Aspek ketentuan pindana dalam UU Kekarantinaan Kesehatan sama sekali tidak mengamanatkan pengaturan lebih lanjut dalam produk regulasi turunanan seperti PP. Ini berarti, sekiranya penerapan terkait penanganan PSBB di lapangan dibutuhkan lebih tegas maka ketentuan pidana itu dapat segera diimplementasikan oleh pihak terkait. Kewenangan dalam hal ini tentu ada pada institusi Kepolisian.
Terkait hal di atas, Kepolisian juga telah mengeluarkan Maklumat Kepala Kepolisian Republik Indonesia Nomor: Mak/2/III/2020 tentang Kepatuhan Terhadap Kebijakan Pemerintah Dalam Penanganan Penyebaran Virus Corona (Covid-19).

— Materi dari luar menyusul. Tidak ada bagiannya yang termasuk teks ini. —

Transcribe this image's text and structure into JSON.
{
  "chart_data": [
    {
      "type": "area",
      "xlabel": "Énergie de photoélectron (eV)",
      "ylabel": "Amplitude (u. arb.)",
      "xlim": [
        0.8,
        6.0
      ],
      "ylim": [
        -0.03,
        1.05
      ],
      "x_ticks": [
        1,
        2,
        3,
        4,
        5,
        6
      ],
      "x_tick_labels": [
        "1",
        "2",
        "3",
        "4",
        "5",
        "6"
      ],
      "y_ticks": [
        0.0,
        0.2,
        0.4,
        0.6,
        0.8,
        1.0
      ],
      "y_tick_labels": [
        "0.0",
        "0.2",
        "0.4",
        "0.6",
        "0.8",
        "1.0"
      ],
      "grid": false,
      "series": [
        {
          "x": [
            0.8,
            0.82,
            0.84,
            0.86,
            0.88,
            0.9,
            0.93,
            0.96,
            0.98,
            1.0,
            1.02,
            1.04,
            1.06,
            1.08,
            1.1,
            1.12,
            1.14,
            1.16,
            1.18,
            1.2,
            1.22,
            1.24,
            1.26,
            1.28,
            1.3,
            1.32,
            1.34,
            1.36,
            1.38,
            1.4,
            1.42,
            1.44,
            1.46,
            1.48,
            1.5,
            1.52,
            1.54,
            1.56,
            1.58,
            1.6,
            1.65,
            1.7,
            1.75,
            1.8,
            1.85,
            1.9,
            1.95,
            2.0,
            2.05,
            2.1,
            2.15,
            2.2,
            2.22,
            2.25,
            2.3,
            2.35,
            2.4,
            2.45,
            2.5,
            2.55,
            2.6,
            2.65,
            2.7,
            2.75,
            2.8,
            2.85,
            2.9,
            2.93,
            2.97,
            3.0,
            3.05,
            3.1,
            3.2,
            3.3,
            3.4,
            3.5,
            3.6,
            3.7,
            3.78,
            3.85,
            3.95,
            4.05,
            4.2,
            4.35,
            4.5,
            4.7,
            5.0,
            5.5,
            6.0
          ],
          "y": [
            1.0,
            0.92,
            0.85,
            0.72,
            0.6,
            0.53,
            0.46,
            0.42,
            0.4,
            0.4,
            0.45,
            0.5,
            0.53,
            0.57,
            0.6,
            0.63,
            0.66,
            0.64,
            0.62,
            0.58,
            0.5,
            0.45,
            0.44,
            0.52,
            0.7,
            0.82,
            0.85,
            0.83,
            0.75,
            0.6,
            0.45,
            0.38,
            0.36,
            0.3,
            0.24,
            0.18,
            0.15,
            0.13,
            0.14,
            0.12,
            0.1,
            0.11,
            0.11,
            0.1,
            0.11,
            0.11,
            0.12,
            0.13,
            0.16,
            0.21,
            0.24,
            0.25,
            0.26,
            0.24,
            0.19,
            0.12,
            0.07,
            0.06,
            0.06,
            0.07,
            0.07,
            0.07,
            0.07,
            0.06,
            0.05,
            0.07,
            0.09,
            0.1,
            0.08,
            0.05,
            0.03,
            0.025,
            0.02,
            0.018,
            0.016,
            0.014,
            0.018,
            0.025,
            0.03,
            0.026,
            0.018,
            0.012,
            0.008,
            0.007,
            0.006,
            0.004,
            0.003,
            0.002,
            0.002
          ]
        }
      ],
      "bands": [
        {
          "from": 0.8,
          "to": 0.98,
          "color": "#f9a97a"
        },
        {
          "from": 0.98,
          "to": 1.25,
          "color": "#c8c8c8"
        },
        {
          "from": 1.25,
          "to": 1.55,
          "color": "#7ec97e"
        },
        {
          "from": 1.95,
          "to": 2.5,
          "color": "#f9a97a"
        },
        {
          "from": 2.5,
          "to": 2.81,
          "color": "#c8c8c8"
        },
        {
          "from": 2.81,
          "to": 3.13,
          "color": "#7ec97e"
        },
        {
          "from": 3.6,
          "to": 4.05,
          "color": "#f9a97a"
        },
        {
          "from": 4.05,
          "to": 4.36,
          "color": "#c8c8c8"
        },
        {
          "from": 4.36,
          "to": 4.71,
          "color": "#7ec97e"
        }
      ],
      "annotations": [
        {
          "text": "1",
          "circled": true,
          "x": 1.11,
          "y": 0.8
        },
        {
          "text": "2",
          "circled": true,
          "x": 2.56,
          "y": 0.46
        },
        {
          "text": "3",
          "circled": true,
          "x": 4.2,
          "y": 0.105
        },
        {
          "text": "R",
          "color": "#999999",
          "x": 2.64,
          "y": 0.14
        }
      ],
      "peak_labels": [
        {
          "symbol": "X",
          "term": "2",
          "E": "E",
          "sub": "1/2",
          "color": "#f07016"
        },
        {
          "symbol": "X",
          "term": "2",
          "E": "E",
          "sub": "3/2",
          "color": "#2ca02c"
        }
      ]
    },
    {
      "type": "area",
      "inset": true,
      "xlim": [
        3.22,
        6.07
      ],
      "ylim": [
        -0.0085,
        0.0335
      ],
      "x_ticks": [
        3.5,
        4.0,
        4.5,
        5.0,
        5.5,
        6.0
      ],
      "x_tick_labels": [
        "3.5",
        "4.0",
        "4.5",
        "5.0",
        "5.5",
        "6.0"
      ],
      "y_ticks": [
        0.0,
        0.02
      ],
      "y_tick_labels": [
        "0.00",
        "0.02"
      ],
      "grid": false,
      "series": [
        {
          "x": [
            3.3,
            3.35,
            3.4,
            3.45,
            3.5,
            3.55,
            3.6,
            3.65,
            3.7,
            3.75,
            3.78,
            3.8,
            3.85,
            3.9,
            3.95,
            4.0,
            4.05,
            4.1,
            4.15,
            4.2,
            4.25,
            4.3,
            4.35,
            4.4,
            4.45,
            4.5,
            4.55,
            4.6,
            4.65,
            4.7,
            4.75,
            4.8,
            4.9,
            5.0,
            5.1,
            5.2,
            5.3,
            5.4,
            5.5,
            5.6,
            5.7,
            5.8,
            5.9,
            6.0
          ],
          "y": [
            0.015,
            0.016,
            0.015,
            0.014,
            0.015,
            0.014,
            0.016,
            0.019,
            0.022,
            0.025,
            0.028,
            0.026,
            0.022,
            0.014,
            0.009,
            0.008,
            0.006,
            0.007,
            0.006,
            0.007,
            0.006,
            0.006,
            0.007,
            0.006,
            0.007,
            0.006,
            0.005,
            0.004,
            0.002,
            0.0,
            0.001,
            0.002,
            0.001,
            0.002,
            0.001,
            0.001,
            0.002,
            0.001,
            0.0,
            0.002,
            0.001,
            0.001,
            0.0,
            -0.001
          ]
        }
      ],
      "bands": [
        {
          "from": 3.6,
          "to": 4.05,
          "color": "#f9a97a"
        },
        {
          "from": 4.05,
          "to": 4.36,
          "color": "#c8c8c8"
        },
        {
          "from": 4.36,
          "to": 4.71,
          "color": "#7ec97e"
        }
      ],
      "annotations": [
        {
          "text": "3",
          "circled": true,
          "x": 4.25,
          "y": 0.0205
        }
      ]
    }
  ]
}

Sedangkan bicara sanksi administratif diatur pada Bagian Keenam, Sanksi Administratif, Pasal 48, UU Kekarantinaan Kesehatan. Namun instrumen tersebut ternyata belum diatur dalam PP 21 Tahun 2020. Seperti diketahui, UU Kekarantinaan Kesehatan Pasal 48 Ayat (6) mensyaratkan tata cara pengenaan sanksi administratif diatur dalam PP. Namun, sejauh ini PP 21 Tahun 2020 ini belum mengatur aspek sanksi administrasi tersebut.